Dúvida: A Lei Maria da Penha transforma a agressão doméstica contra a mulher em crime? O Código Penal já não considera crime a lesão corporal?

Resposta: a Lei Maria da Penha não tipifica a violência doméstica, pois não se trata de uma lei criminalizadora de condutas. O que a lei faz é definir o âmbito doméstico familiar e as relações afetivas (artigo 5º da Lei 11.340/2006) e determinar quais condutas se consideram violência doméstica contra a mulher (artigo 7º da Lei 11.340/2006). E então qualquer crime (que pode esta previsto no Código Penal, como injúria, ameaça, constrangimento ilegal, estupro, homicídio, e até lesão corporal, ou em lei especial, como a tortura) praticado contra uma mulher neste âmbito delimitado pelos mencionados artigos 5º e 7º autorizam a aplicação da Lei Maria da Penha.

Dúvida: Mas a Lei Maria da Penha fala de muitos tipos de violência em seu artigo 7º. E nem todas são crime. Como a lei pode atuar nesses casos?

Resposta: a Lei Maria da Penha tem natureza multidisciplinar. Por isso traz várias definições de violência e várias respostas além da penal: um caso de violência psicológica e patrimonial que não tenha previsão legal como crime pode ensejar uma separação de corpos acompanhada de uma medida protetiva de urgência de natureza cível, aplicada por um juiz da Vara da Violência Doméstica e Familiar contra a Mulher.

Dúvida: Então a Lei Maria da Penha pode ser usada em casos não criminais?

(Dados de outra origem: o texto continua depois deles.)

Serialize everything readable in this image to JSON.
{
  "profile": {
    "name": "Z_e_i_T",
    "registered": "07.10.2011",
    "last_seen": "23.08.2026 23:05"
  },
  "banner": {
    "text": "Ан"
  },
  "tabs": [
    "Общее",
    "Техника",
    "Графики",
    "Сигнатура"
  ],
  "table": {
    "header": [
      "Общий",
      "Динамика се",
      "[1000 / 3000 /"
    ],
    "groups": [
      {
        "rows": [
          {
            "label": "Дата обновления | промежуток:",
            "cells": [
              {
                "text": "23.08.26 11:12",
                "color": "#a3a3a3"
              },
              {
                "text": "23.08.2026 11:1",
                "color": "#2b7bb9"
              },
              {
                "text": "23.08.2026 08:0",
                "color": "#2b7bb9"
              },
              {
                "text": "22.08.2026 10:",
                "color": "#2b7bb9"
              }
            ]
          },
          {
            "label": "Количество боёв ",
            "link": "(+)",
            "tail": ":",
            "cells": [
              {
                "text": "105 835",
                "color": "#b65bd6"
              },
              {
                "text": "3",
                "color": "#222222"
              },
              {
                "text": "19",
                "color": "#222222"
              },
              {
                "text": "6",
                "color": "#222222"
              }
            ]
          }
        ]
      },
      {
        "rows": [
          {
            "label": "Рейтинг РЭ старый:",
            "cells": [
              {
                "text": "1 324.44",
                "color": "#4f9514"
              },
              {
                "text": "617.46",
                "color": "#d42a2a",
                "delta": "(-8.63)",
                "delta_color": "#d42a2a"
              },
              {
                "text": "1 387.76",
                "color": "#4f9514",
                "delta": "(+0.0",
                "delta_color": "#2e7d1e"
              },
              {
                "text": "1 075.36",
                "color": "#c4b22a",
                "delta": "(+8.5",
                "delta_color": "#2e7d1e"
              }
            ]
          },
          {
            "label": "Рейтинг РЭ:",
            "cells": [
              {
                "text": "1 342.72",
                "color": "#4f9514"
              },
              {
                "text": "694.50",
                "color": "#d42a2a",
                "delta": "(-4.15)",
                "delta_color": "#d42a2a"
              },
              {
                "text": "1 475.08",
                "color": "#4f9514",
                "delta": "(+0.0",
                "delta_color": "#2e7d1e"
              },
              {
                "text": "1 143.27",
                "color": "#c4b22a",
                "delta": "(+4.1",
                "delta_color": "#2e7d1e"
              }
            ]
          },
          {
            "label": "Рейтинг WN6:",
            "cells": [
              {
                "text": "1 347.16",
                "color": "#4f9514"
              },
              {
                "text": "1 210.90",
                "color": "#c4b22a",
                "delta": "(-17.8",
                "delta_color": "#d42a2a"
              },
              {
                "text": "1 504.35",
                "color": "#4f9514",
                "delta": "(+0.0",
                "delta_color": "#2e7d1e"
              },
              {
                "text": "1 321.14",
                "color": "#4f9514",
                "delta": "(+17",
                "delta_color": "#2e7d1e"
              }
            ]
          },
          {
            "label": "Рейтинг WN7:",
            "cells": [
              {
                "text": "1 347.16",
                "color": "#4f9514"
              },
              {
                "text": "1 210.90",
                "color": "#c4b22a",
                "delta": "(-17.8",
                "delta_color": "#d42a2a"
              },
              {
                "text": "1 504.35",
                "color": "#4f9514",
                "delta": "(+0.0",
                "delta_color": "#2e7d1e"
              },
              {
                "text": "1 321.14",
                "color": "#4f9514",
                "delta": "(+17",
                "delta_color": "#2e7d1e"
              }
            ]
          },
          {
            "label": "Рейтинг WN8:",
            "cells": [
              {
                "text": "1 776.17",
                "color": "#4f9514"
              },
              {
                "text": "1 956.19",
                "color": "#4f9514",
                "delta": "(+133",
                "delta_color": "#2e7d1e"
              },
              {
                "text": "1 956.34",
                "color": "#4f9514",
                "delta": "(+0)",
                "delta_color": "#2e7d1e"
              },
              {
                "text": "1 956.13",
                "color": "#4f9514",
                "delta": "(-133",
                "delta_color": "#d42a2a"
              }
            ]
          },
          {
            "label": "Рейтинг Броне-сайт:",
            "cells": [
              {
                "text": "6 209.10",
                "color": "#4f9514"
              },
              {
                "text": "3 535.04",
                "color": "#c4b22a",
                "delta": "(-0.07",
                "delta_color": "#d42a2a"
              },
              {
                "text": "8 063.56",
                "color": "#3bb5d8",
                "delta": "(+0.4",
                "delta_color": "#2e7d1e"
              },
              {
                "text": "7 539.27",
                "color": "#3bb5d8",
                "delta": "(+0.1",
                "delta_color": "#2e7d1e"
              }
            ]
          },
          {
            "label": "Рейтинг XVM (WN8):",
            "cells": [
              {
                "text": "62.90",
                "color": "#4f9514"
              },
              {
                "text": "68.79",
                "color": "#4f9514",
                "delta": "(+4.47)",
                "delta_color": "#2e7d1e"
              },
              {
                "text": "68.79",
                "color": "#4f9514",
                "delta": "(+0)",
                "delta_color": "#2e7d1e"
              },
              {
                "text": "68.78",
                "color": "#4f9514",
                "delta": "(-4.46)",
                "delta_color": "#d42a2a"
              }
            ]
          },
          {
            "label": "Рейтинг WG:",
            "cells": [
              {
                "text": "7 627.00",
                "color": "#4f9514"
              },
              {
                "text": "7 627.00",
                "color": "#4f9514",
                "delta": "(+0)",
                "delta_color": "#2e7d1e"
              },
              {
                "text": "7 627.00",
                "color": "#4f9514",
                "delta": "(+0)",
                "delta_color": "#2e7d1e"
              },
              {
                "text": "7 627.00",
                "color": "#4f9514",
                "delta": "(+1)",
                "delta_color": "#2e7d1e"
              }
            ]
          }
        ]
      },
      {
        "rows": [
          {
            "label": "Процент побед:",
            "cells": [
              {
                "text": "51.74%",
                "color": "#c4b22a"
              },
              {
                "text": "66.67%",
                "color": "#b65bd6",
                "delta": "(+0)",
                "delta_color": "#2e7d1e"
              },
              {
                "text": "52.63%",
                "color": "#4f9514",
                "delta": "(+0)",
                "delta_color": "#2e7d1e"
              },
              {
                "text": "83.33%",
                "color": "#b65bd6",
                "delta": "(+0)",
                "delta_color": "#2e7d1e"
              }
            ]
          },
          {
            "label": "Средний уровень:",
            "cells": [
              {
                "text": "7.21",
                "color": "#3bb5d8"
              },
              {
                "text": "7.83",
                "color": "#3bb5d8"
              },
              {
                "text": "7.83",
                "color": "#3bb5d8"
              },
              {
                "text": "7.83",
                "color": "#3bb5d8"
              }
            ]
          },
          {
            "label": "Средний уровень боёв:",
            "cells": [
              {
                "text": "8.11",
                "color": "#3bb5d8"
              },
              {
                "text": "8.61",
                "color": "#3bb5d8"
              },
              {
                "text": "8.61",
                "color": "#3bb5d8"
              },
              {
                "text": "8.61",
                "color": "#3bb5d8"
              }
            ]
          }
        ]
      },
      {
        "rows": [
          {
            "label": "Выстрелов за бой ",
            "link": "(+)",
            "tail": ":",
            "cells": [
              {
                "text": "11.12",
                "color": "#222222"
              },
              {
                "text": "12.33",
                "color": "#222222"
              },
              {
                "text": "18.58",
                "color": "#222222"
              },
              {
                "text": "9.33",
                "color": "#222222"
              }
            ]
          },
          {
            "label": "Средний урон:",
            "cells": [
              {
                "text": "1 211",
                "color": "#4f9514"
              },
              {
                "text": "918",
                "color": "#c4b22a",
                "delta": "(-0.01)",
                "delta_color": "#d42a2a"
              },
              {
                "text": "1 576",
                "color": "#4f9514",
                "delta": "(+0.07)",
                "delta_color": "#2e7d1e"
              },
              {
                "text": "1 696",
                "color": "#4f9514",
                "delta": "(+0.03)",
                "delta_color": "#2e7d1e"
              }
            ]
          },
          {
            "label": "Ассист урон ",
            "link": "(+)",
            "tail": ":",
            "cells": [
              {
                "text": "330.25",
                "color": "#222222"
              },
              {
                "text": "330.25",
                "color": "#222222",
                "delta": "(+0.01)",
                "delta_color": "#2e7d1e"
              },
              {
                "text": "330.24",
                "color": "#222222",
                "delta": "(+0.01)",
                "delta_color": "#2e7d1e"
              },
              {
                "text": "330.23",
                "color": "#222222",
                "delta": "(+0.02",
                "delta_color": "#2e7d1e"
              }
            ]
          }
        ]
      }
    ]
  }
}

Resposta: a Lei Maria da Penha prevê poucas medidas de natureza policial, embora estas sejam preferencialmente retratadas pela mídia, gerando a impressão equivocada de que se trata de uma lei penal. Mas a lei conta com uma série de disposições referentes à adoção de políticas públicas de prevenção à violência doméstica contra a mulher, incluindo, por exemplo, alteração nos currículos escolares do ensino fundamental, fiscalização de propagandas que reforcem estereótipos, inclusão dos agressores em programas de auxílio psicológico, entre outras medidas.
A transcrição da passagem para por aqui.